Eine App zeigt an, wo man fliegen darf

In Sachen Drohnen passiert in und um Stuttgart also so einiges. Aber wie viele der Fluggeräte schwirren in der Landeshauptstadt umher? Das wollte die CDU-Gemeinderatsfraktion vor Kurzem in einer Anfrage an die Verwaltung wissen. Die Antwort steht noch aus, auf Nachfrage unserer Zeitung konnte man weder bei der Stadt noch beim RP eine Zahl nennen. „Wir haben keinen Überblick über die Zahl der Drohnenpiloten, weil keine Registrierungspflicht besteht“, erklärt RP-Pressereferentin Désirée Bodesheim.
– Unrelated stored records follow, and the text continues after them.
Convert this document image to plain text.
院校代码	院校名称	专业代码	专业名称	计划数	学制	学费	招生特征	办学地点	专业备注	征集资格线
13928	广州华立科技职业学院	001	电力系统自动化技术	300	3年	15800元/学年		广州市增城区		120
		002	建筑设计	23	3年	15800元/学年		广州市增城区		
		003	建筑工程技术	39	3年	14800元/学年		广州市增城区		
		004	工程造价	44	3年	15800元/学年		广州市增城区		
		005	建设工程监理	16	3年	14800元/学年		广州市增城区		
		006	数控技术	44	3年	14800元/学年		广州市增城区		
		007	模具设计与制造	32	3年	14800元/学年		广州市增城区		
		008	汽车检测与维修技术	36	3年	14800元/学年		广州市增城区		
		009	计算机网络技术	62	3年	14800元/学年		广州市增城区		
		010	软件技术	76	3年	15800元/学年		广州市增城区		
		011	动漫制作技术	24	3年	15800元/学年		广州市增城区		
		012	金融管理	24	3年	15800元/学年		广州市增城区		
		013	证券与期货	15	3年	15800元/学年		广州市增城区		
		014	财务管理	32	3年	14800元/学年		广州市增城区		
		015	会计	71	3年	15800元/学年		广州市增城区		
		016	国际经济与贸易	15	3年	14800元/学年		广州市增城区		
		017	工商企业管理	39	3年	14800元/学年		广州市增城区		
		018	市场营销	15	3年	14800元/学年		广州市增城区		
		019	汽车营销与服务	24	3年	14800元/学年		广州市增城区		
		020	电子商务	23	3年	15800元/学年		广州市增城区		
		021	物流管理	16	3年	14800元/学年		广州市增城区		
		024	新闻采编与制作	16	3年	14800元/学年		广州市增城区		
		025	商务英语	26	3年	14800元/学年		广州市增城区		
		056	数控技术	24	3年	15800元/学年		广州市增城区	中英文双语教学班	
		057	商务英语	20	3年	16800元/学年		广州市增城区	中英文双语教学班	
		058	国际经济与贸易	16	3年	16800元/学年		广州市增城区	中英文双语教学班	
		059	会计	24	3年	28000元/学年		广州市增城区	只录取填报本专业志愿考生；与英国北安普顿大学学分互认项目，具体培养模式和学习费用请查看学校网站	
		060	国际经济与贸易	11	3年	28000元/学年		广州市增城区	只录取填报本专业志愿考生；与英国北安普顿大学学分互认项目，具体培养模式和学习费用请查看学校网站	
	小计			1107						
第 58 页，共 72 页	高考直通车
In ihrer Anfrage wollte die CDU auch wissen, ob die Verwaltung „spezielle Problemstellungen“ sehe, wenn die Zahl der Drohnenflüge weiter steige. Zumindest derzeit scheint diese Sorge unbegründet: Das Ordnungsamt erhielt 2017 so gut wie keine Beschwerden über Drohnen oder ihre Nutzer. „Die Zahl lag im einstelligen Bereich“, so Ann-Katrin Gehrung von der Pressestelle der Stadt.

„Grundsätzlich sollten Drohnenpiloten die gesetzlichen Regelungen kennen“, sagt Désirée Bodesheim. Das RP bietet auf seiner Website eine Entscheidungshilfe als PDF-Datei an. Es empfiehlt außerdem die DFS-Drohnen-App der Deutschen Flugsicherung. Dort können Piloten die Eigenschaften ihrer Drohne angeben und auf einer Karte überprüfen, ob sie am aktuellen Standort ihr Fluggerät in die Luft steigen lassen dürfen, und wenn ja, unter welchen Bedingungen. „So eine App entbindet aber nicht davon, dass man sich vor Ort noch einmal über die Begebenheiten informiert“, so Bodesheim.